News & Events

MAY 2023 NEWS VICTOR OLUWAJOBI, JOKE ALIU, OLUDARE SENBORE, CEPHAS CALEB AND MICHAEL IWUOHA

The President of the Federal Republic of Nigeria recently assented to sixteen (16) Constitution Alteration Bills, some of which have decentralised certain critical sectors of the economy previously controlled by the Federal Government.

Notable sectors of the economy affected by the amendments are railway and electricity. We have provided commentaries on the implications of the amendments in these two sectors and the business opportunities that these portend.

Highlights Of The Constitutional Amendments On Railway And Electricity

 

Nigeria operates a federal system of government, and under the Constitution of the Federal Republic of Nigeria, 1999 (As Amended) (the “Constitution”), the country’s law-making powers are shared between the Federal Government on one hand, and the thirty-six states of the Federation on the other hand.  The National Assembly is conferred with powers to make laws for the Federal Government and the Federal Capital Territory (FCT), while the Houses of Assembly are empowered to make laws for their respective states.

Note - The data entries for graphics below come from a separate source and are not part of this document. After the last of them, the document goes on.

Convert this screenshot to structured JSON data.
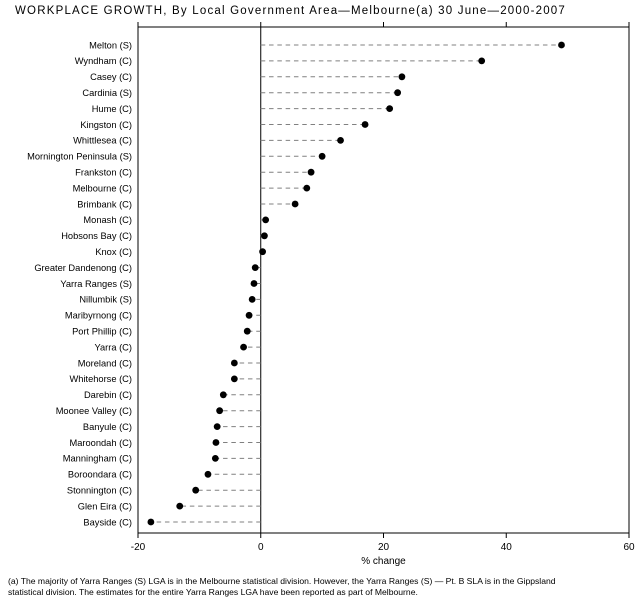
{
  "title": "WORKPLACE GROWTH, By Local Government Area—Melbourne(a) 30 June—2000-2007",
  "footnote": {
    "line1": "(a) The majority of Yarra Ranges (S) LGA is in the Melbourne statistical division. However, the Yarra Ranges (S) — Pt. B SLA is in the Gippsland",
    "line2": "statistical division. The estimates for the entire Yarra Ranges LGA have been reported as part of Melbourne."
  },
  "chart_data": {
    "type": "scatter",
    "subtype": "horizontal-dot-plot",
    "title": "WORKPLACE GROWTH, By Local Government Area—Melbourne(a) 30 June—2000-2007",
    "xlabel": "% change",
    "xlim": [
      -20,
      60
    ],
    "xticks": [
      -20,
      0,
      20,
      40,
      60
    ],
    "baseline": 0,
    "grid": false,
    "legend": "none",
    "categories": [
      "Melton (S)",
      "Wyndham (C)",
      "Casey (C)",
      "Cardinia (S)",
      "Hume (C)",
      "Kingston (C)",
      "Whittlesea (C)",
      "Mornington Peninsula (S)",
      "Frankston (C)",
      "Melbourne (C)",
      "Brimbank (C)",
      "Monash (C)",
      "Hobsons Bay (C)",
      "Knox (C)",
      "Greater Dandenong (C)",
      "Yarra Ranges (S)",
      "Nillumbik (S)",
      "Maribyrnong (C)",
      "Port Phillip (C)",
      "Yarra (C)",
      "Moreland (C)",
      "Whitehorse (C)",
      "Darebin (C)",
      "Moonee Valley (C)",
      "Banyule (C)",
      "Maroondah (C)",
      "Manningham (C)",
      "Boroondara (C)",
      "Stonnington (C)",
      "Glen Eira (C)",
      "Bayside (C)"
    ],
    "values": [
      49,
      36,
      23,
      22.3,
      21,
      17,
      13,
      10,
      8.2,
      7.5,
      5.6,
      0.8,
      0.6,
      0.3,
      -0.9,
      -1.1,
      -1.4,
      -1.9,
      -2.2,
      -2.8,
      -4.3,
      -4.3,
      -6.1,
      -6.7,
      -7.1,
      -7.3,
      -7.4,
      -8.6,
      -10.6,
      -13.2,
      -17.9
    ],
    "colors": {
      "dot": "#000000",
      "dash_line": "#808080",
      "axis": "#000000",
      "text": "#000000",
      "background": "#ffffff"
    }
  }
}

The Second Schedule to the Constitution provides for matters within the exclusive and concurrent legislative lists. The National Assembly has the legislative competence over matters in the exclusive list while both the National and the Houses of Assembly are empowered to legislate over matters in the concurrent legislative list.

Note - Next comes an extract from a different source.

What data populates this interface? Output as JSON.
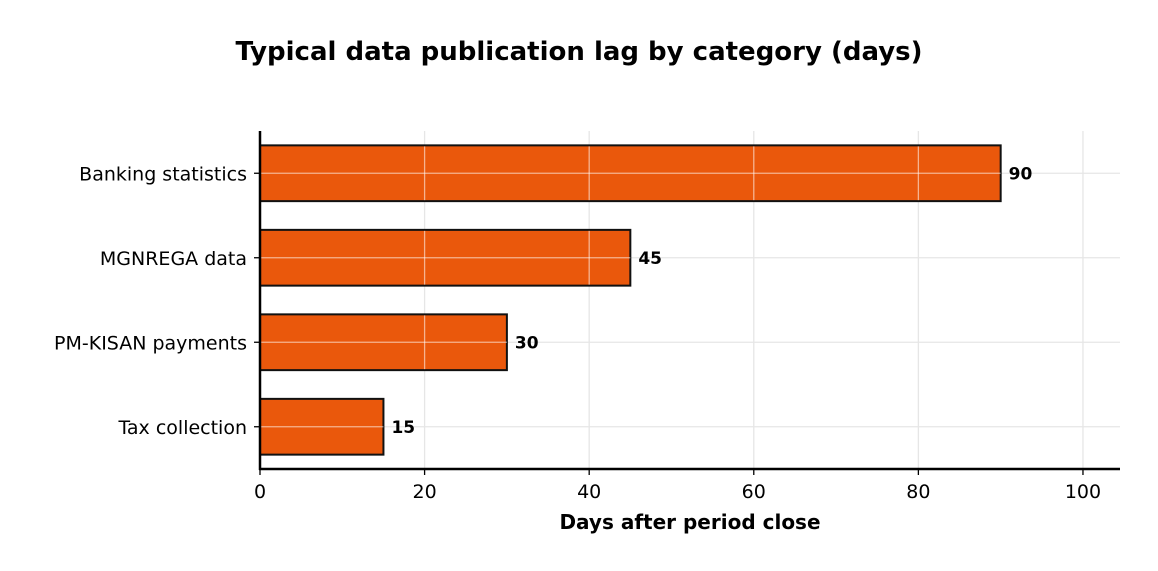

Prior to the amendments, railway was on the exclusive legislative list of the Constitution, but the Fifth Alteration Bill No. 16 (“Act No. 16”) has now removed railway from the exclusive list and transferred it to the concurrent legislative list, thereby giving powers to both the Federal and State governments to regulate the subject.

With respect to electricity, this subject matter has always been on the concurrent legislative list of the Constitution. In other words, both the National Assembly and the Houses of Assembly were empowered under the Constitution, to legislate on the subject of electricity. However, the extent to which the Houses of Assembly could make laws on electricity was circumscribed.

Prior to the passage of the Fifth Alteration Bill No. 17 (“Act No. 17”), paragraph 14(b), Part II of the Second Schedule to the Constitution provided that “a house of assembly may make laws for the state with respect to the generation, transmission and distribution of electricity to areas not covered by a national grid system within that State.”[1]

The effect of the above provision of the Constitution was that whereas the National Assembly could make laws on all aspects of the electricity value chain in all parts of the country, the House of Assembly of a state could only legislate in areas within the geographical location of the state, that were not covered by the national grid.

While the geographical location of a state has never been in issue, determining those areas of a state that are not covered by the national grid was complicated and caused extensive debates as the national grid currently traverses all the states of the Federation. The Constitution offered no guidance for the interpretation of this provision and there has so far been no known judicial pronouncement on the issue, leaving much room for uncertainty.